Atoms have been designed so that system programmers can create highly customized Atom types having specific properties and capabilities. For example, PlusLink has a corresponding C++ class that implements addition. Thus, not only can one write the abstract syntax tree

```PlusLink
NumberNode "1"
NumberNode "41"
```

as an abstract representation of a formula, but one can also execute the formula to obtain the answer "42". There are many dozens, approaching a hundred different Atom types that have underlying C++ implementations that are capable of being executed or evaluated. See Node#Extensions for more details on the conceptual process of creating custom Atom types. The core set of Atom types provide actual examples of how this is done; see the github opencog/atoms/core directory.

Incoming and Outgoing Sets

The outgoing set of a Link is the set of atoms that it encompasses. The incoming set is the converse.

That is, one can visualize a Link as vertex in a directed tree, and its outgoing set being all of the child-vertexes under that vertex. By default, the outgoing set is always an ordered set, unless the link is a type of UnorderedLink.

Since, in OpenCog, an Atom can appear in many different trees (in many different links), the incoming set is the set of all the Links in which an atom might appear. The incoming set is always unordered, and there is no (natural) way to order it.

Below is an example.

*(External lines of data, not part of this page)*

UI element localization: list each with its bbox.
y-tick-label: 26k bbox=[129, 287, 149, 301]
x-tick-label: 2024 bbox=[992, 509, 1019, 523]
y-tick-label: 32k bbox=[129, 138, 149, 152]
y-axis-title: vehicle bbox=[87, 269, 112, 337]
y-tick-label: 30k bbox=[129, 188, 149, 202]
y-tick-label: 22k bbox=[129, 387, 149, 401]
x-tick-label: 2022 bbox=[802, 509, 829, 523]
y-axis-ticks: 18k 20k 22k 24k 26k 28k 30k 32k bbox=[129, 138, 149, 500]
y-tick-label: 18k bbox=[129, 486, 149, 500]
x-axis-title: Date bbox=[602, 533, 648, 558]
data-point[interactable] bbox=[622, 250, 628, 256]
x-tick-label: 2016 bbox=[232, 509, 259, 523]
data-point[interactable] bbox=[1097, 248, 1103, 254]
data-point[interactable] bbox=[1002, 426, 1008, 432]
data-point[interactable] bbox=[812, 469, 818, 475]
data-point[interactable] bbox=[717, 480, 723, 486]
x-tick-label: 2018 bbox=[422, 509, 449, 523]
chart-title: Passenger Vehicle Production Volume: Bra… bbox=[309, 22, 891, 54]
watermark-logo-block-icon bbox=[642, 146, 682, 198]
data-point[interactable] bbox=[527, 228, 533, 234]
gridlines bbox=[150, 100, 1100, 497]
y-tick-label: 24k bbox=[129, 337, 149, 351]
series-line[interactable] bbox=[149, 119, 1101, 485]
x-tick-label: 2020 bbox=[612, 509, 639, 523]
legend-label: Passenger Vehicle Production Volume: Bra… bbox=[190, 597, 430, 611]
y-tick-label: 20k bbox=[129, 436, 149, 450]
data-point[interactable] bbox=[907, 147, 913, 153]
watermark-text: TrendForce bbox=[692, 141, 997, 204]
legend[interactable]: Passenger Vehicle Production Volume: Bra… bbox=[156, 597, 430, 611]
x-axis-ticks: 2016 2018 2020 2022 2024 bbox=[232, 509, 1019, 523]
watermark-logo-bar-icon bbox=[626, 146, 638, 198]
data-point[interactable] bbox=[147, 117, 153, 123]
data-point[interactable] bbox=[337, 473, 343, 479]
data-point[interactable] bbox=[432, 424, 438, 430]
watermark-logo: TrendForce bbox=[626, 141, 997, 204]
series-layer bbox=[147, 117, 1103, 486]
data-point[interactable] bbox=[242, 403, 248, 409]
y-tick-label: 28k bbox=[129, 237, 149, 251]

Consider an AtomSpace formed by four Nodes A, B, C and D and four (ordered) Links:

 Link Outgoing set L1 {A, B} L2 {A, C} L3 {D, B} L4 {L1, A}

The following table shows the incoming and the outgoing sets of each Atom:

 Atom Incoming set Outgoing set A {L1,L2,L4} null B {L1,L3} null C {L2} null D {L3} null L1 {L4} {A,B} L2 null {A,C} L3 null {D,B} L4 null {L1,A}

The outgoing set is stored in an std::vector of smart pointers to Atoms. The incoming set is stored inside the Atom and represented as a set of weak pointers. They are stored as weak pointers, to avoid the memory management issues that would otherwise ensue from reference counting of circular graphs. That is, Links always form a DAG, with the downward edges being smart pointers, and the upwards edges being weak pointers.